Les derniers points présentés font comprendre que le mythe apparaît aussi chaque fois que le récit imaginaire joue un rôle compensateur moral : souvent il console le poète de ses échecs dans la vie pratique. Le roman est mythique dans la mesure où il permet à l’écrivain d’informer dans la fiction ce que la vie lui a refusé. L’écrivain guérit ainsi de son désir. Jean-Jacques Rousseau, brûlant d’amour platonique pour Mme d’Houdetot, se réalise dans l’action fictive de La Nouvelle Héloïse. Son amour refoulé, il le transpose et le reporte sur la personne de Saint-Preux, l’amant heureux. Stendhal entre en rêve à l’École Polytechnique. Nous ne disons pas « en rêve » au hasard. Le rêve, en effet, est un phénomène à la fois révélateur et partiellement libérateur, dans lequel – sauf en cas d’inhibition totale – le subconscient se décharge de ses contraintes. Le poète, de même, se permet en fiction ce qu’il s’interdit dans la vie pratique : le poème est un exutoire. Le roman noir ou la tragédie sont purification, catharsis ; nous commettons des meurtres par personne interposée, nous tuons en effigie : le mythe nous libère, et la fin de Clytemnestre nous venge des marâtres sans que nos mains s’ensanglantent.
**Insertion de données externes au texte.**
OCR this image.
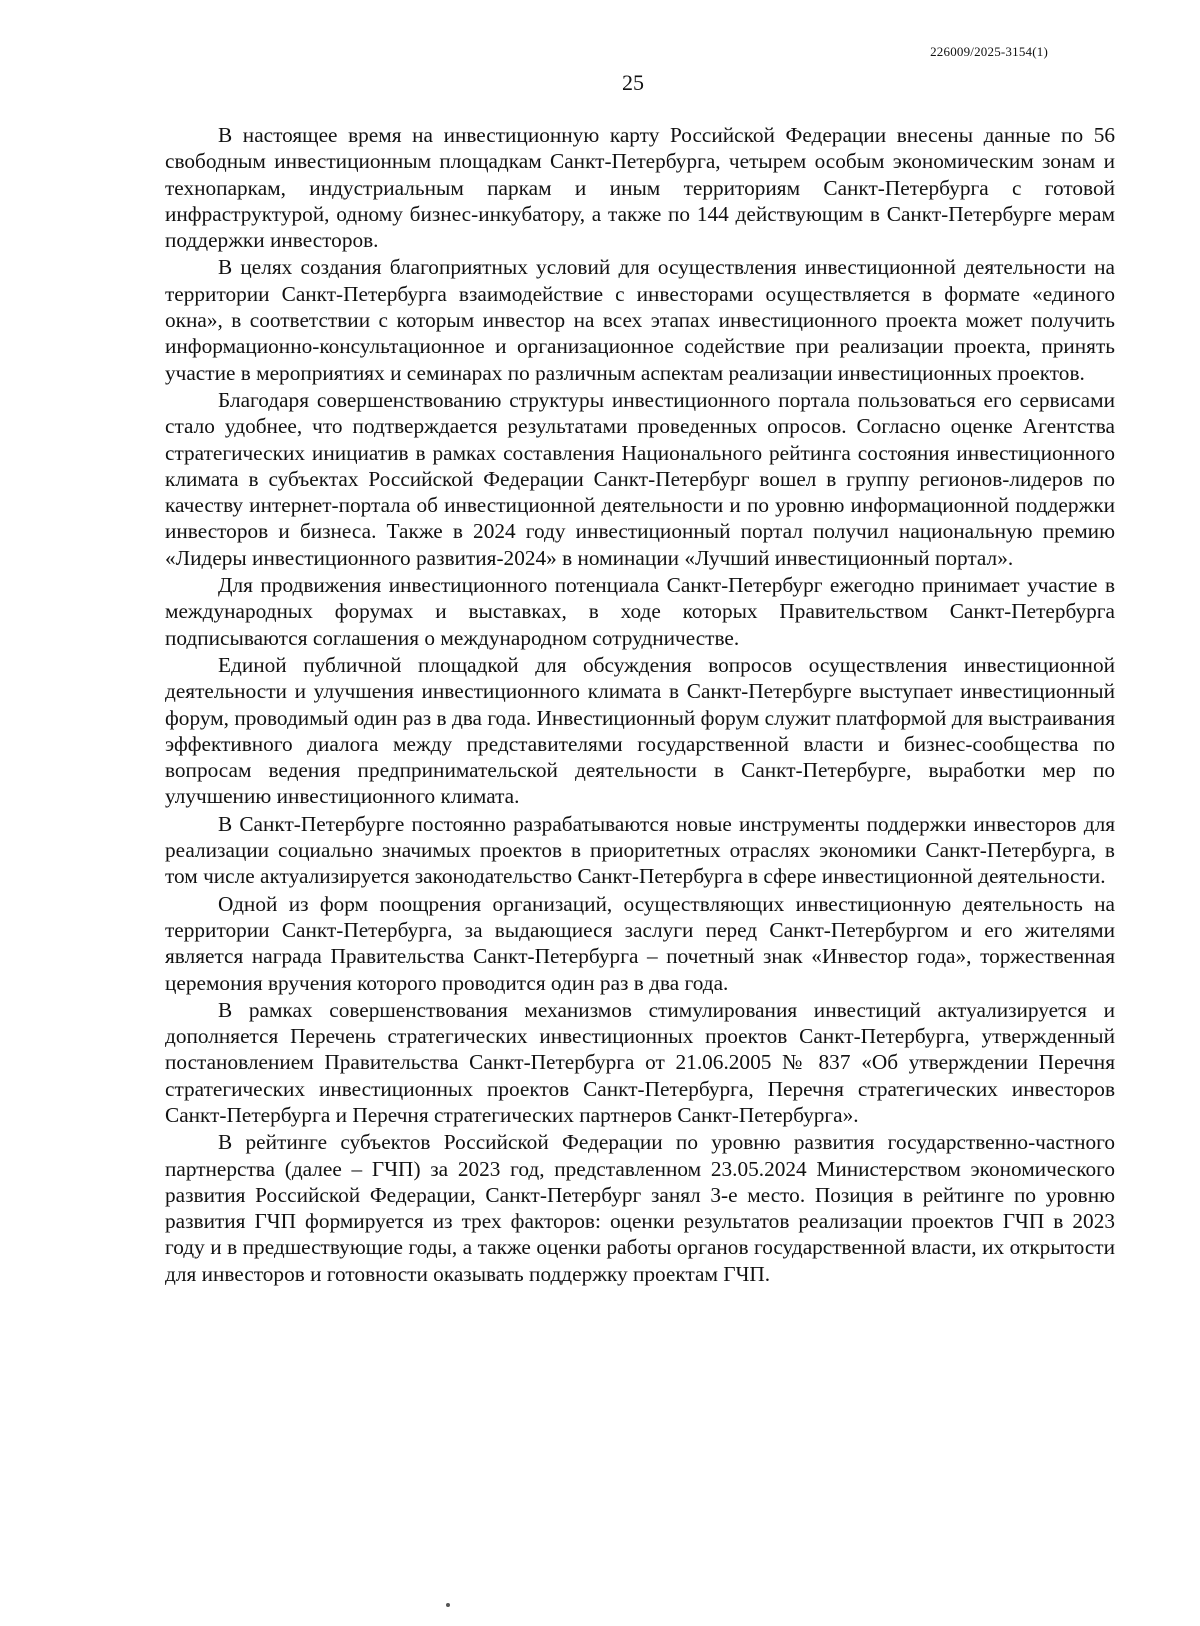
226009/2025-3154(1)
25

В настоящее время на инвестиционную карту Российской Федерации внесены данные по 56 свободным инвестиционным площадкам Санкт-Петербурга, четырем особым экономическим зонам и технопаркам, индустриальным паркам и иным территориям Санкт-Петербурга с готовой инфраструктурой, одному бизнес-инкубатору, а также по 144 действующим в Санкт-Петербурге мерам поддержки инвесторов.

В целях создания благоприятных условий для осуществления инвестиционной деятельности на территории Санкт-Петербурга взаимодействие с инвесторами осуществляется в формате «единого окна», в соответствии с которым инвестор на всех этапах инвестиционного проекта может получить информационно-консультационное и организационное содействие при реализации проекта, принять участие в мероприятиях и семинарах по различным аспектам реализации инвестиционных проектов.

Благодаря совершенствованию структуры инвестиционного портала пользоваться его сервисами стало удобнее, что подтверждается результатами проведенных опросов. Согласно оценке Агентства стратегических инициатив в рамках составления Национального рейтинга состояния инвестиционного климата в субъектах Российской Федерации Санкт-Петербург вошел в группу регионов-лидеров по качеству интернет-портала об инвестиционной деятельности и по уровню информационной поддержки инвесторов и бизнеса. Также в 2024 году инвестиционный портал получил национальную премию «Лидеры инвестиционного развития-2024» в номинации «Лучший инвестиционный портал».

Для продвижения инвестиционного потенциала Санкт-Петербург ежегодно принимает участие в международных форумах и выставках, в ходе которых Правительством Санкт-Петербурга подписываются соглашения о международном сотрудничестве.

Единой публичной площадкой для обсуждения вопросов осуществления инвестиционной деятельности и улучшения инвестиционного климата в Санкт-Петербурге выступает инвестиционный форум, проводимый один раз в два года. Инвестиционный форум служит платформой для выстраивания эффективного диалога между представителями государственной власти и бизнес-сообщества по вопросам ведения предпринимательской деятельности в Санкт-Петербурге, выработки мер по улучшению инвестиционного климата.

В Санкт-Петербурге постоянно разрабатываются новые инструменты поддержки инвесторов для реализации социально значимых проектов в приоритетных отраслях экономики Санкт-Петербурга, в том числе актуализируется законодательство Санкт-Петербурга в сфере инвестиционной деятельности.

Одной из форм поощрения организаций, осуществляющих инвестиционную деятельность на территории Санкт-Петербурга, за выдающиеся заслуги перед Санкт-Петербургом и его жителями является награда Правительства Санкт-Петербурга – почетный знак «Инвестор года», торжественная церемония вручения которого проводится один раз в два года.

В рамках совершенствования механизмов стимулирования инвестиций актуализируется и дополняется Перечень стратегических инвестиционных проектов Санкт-Петербурга, утвержденный постановлением Правительства Санкт-Петербурга от 21.06.2005 № 837 «Об утверждении Перечня стратегических инвестиционных проектов Санкт-Петербурга, Перечня стратегических инвесторов Санкт-Петербурга и Перечня стратегических партнеров Санкт-Петербурга».

В рейтинге субъектов Российской Федерации по уровню развития государственно-частного партнерства (далее – ГЧП) за 2023 год, представленном 23.05.2024 Министерством экономического развития Российской Федерации, Санкт-Петербург занял 3-е место. Позиция в рейтинге по уровню развития ГЧП формируется из трех факторов: оценки результатов реализации проектов ГЧП в 2023 году и в предшествующие годы, а также оценки работы органов государственной власти, их открытости для инвесторов и готовности оказывать поддержку проектам ГЧП.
Qu’attendent, nos romanciers pour nous donner des récits dans lesquels seront immolés les hommes d’affaires et les régisseurs ? Ils nous purifieraient de bien des pensées homicides…
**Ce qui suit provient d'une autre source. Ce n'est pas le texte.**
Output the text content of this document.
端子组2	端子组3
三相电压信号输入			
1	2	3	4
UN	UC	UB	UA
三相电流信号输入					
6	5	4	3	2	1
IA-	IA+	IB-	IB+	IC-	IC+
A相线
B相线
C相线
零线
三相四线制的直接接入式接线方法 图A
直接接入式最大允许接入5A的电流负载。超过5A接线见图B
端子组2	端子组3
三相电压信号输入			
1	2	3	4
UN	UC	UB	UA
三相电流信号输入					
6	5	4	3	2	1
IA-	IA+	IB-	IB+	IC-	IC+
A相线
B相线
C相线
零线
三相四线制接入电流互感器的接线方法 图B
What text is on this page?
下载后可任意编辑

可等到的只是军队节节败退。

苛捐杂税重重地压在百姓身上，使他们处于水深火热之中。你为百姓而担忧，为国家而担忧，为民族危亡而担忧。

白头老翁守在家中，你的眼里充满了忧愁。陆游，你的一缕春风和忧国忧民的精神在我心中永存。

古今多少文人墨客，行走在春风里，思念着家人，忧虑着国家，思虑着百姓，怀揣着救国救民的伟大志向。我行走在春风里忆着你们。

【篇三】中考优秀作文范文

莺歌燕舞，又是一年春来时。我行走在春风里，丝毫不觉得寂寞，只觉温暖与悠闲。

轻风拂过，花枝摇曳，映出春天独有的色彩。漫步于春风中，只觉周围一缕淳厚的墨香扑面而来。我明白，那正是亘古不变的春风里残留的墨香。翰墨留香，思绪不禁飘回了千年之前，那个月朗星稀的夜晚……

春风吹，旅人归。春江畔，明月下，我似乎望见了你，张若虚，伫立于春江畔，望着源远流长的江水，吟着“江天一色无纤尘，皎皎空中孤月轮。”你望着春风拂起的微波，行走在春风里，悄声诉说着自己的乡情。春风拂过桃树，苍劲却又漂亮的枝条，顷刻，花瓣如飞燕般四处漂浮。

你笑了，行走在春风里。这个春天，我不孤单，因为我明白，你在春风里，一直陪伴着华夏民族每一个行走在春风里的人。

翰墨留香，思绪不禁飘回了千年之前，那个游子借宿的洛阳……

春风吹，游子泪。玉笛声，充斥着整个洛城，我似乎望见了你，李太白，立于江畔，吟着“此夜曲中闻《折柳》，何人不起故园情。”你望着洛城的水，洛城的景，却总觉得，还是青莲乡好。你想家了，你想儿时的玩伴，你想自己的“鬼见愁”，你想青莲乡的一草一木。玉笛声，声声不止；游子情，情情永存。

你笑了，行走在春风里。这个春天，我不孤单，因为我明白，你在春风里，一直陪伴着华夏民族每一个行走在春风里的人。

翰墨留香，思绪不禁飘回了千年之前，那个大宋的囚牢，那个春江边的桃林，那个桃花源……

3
Le talent littéraire se développe le plus souvent chez des êtres qui souffrent de quelque frustration. L’enfant unique, l’orphelin, l’enfant privé de sa mère (RacineRousseauBaudelaire…), parfois l’enfant privé de succès scolaires, en un mot l’enfant sevré, que ce soit de simple estime, ou d’amitié, ou d’amour fraternel, maternel ou paternel, fait un complexe qui aboutit à la névrose ou se répare dans la fiction : il devient alors un rêveur. Il imagine, il vit en idée ce qu’il ne peut vivre autrement, et se crée par là un monde où il se passe des choses, un monde d’action intérieure, le monde de la fable, du théâtre, du roman.

Il en va de même à l’égard du lecteur. Ce dernier, lorsque lui fait défaut la puissance imaginative nécessaire, trouve dans le roman mythique la nourriture dont son âme est affamée. Que de lectrices ne demandent-elles pas d’abord au roman romanesque la réalisation des sentiments qu’elles attendent en vain de la vie ! De là une double fonction psychanalytique du mythe, qui se trouve libérer de manière directe le créateur-romancier et de manière indirecte l’adepte-lecteur.